Am Sonnabend halfen die Kinder und Jugendlichen der Jugendfeuerwehr Jarchau dem Revierleiter Ingo Matthias beim Vorbereiten einer Aufforstungsfläche. Rund einen halben Hektar umsäumten die Nachwuchsbrandbekämpfer mit Pfählen. Um diese soll in den kommenden Tagen Draht gepannt werden, damit die noch zu pflanzenden jungen Küstentannen vor Wildfraß verschont bleiben.

Jarchau/Stendal. Schon früh am Morgen waren die Jungen und Mädchen der Jugendfeuerwehr aus Jarchau am Sonnabend auf den Beinen. Als noch der Morgennebel durch die Bäume streifte, hatten sie schon ihre Uniformen angezogen und waren hinaus in den Wald bei Stendal gefahren. "Die Nachwuchstruppe hilft heute bei den Waldarbeiten mit", sagte Revierleiter Ingo Matthias.

An einer Stelle, an der einst Eichen standen, ist nun umgepflügter Waldboden zu sehen. "Die Eichen waren leider krank, wir mussten sie entfernen", erklärte der Förster. Nun soll das rund einen halben Hektar große Freistück wieder aufgeforstet werden. "Wir wollen an dieser Stelle Küstentannen ansiedeln", berichtet er. Bei der Auswahl des neuen Baumbestandes richte sich der Fachmann, der seit 1990 den Wald in diesem Gebiet hegt und pflegt, vor allem nach dem Boden. "Der hat hier mittlere Qualität. Die Küstentannen sind eine genügsame Baumsorte. Sie kann auch unter ungünstigen Bedingungen gut gedeihen. Daher habe ich mich für diese Sorte entscheiden."

1500 Küstentannen sollen hier wachsen

Rund 1500 Gewächse stünden bereit, um hier angesiedelt zu werden. Doch vorher muss das Areal noch gesichert werden. "Gerade die jungen Pflanzen sind für Rehe sehr attraktiv", weiß der Förster. "Leider beißen die Rehe den Terminaltrieb ab. Das heißt, dass der Baum dann krumm wächst." Um vor diesem Wildverbiss zu schützen und um den Fegeschaden, also das Reiben vor Geweihe an den Bäumen, zu unterbinden, müssen die jungen Pflanzen eingezäunt werden. Die Feuerwehrkinder hatten am Sonnabend die Aufgabe, die dafür benötigten Pfähle zu setzen. Rund 60 Stück trieben sie rund um das freiliegende Stück in den Boden.

Da Förster Ingo Matthias aus Jarchau kommt, hat er die dortige Jugend gefragt. Für Jungendwart Dirk Wetzel ist das eine tolle Sache. "Wir wollen, dass unsere Kinder den Wald kennenlernen. Das Pfahlschlagen ist eine gute Sache, sie hilft und unsere Kinder lernen sehr viel dabei."

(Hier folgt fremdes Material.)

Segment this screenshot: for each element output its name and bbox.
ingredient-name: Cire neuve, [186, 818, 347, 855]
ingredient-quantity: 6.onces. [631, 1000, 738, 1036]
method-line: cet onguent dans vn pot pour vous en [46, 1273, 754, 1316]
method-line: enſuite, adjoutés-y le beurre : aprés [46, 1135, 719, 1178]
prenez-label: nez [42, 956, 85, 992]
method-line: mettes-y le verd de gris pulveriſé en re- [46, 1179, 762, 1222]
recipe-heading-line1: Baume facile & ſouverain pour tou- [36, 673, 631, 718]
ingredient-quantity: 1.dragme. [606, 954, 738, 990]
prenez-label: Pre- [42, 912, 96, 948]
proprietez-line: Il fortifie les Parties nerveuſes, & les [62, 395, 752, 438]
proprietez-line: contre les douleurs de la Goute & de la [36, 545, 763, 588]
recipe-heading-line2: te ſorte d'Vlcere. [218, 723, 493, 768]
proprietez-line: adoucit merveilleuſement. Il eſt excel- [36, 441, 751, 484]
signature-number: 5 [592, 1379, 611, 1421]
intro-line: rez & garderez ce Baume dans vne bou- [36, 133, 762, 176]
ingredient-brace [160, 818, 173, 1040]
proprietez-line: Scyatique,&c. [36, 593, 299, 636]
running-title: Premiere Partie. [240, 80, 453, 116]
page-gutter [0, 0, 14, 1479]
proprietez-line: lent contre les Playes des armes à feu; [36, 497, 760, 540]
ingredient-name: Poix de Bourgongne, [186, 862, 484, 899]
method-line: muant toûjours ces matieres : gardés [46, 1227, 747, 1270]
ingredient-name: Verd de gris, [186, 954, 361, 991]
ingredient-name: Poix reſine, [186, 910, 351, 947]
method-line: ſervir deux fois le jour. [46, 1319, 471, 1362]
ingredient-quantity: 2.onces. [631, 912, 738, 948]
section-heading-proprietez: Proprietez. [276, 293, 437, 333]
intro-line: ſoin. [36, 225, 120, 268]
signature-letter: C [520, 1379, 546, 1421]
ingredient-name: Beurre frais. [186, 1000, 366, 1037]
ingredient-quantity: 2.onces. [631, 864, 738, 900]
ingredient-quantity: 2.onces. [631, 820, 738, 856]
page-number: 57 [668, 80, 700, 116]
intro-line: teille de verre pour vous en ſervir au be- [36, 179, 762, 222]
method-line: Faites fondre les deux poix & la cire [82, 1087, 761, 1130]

Wetzel erzählte, dass die Jugendtruppe oft an den kreisoffenen Orientierungsmärschen teilnimmt. "Dabei gewinnen wir oft, belegen zumindest immer einen der vorderen Plätze." Dabei gehe es nicht nur um das Laufen, sondern an den Wissensstationen muss gepunktet werden. "Und da geht es um Feuerwehrfachfragen, aber auch Fragen rund um die Natur. Da sind wir immer ganz vorn. Auch wegen solcher Einsätze, wie wir sie heute hier machen."

Arbeit im Wald gefällt dem Nachwuchs

Die Kinder hatten währenddessen eine Menge Spaß am Setzen der mannshohen Pfähle. Zusammen mit ihren Betreuern vermaßen sie die Abstände, hoben Löcher aus und schlugen die Pfähle in den feuchten Waldboden. Innerhalb von zwei Stunden waren sie mit ihrer Arbeit fertig, nun muss nur noch der Drahtzaun gezogen werden.

Die Bäume sollen übrigens gemeinschaftlich gesetzt werden. "Dazu lade ich jeden ein, der Lust hat", sagte der Revierförster.

Der Termin ist am 26. März. Um 9 Uhr können sich dann die Freiwilligen auf dem Parkplatz am Abenteuerspielplatz in Chausseehaus Hassel einfinden. Er freue sich schon drauf, sagte Ingo Matthias.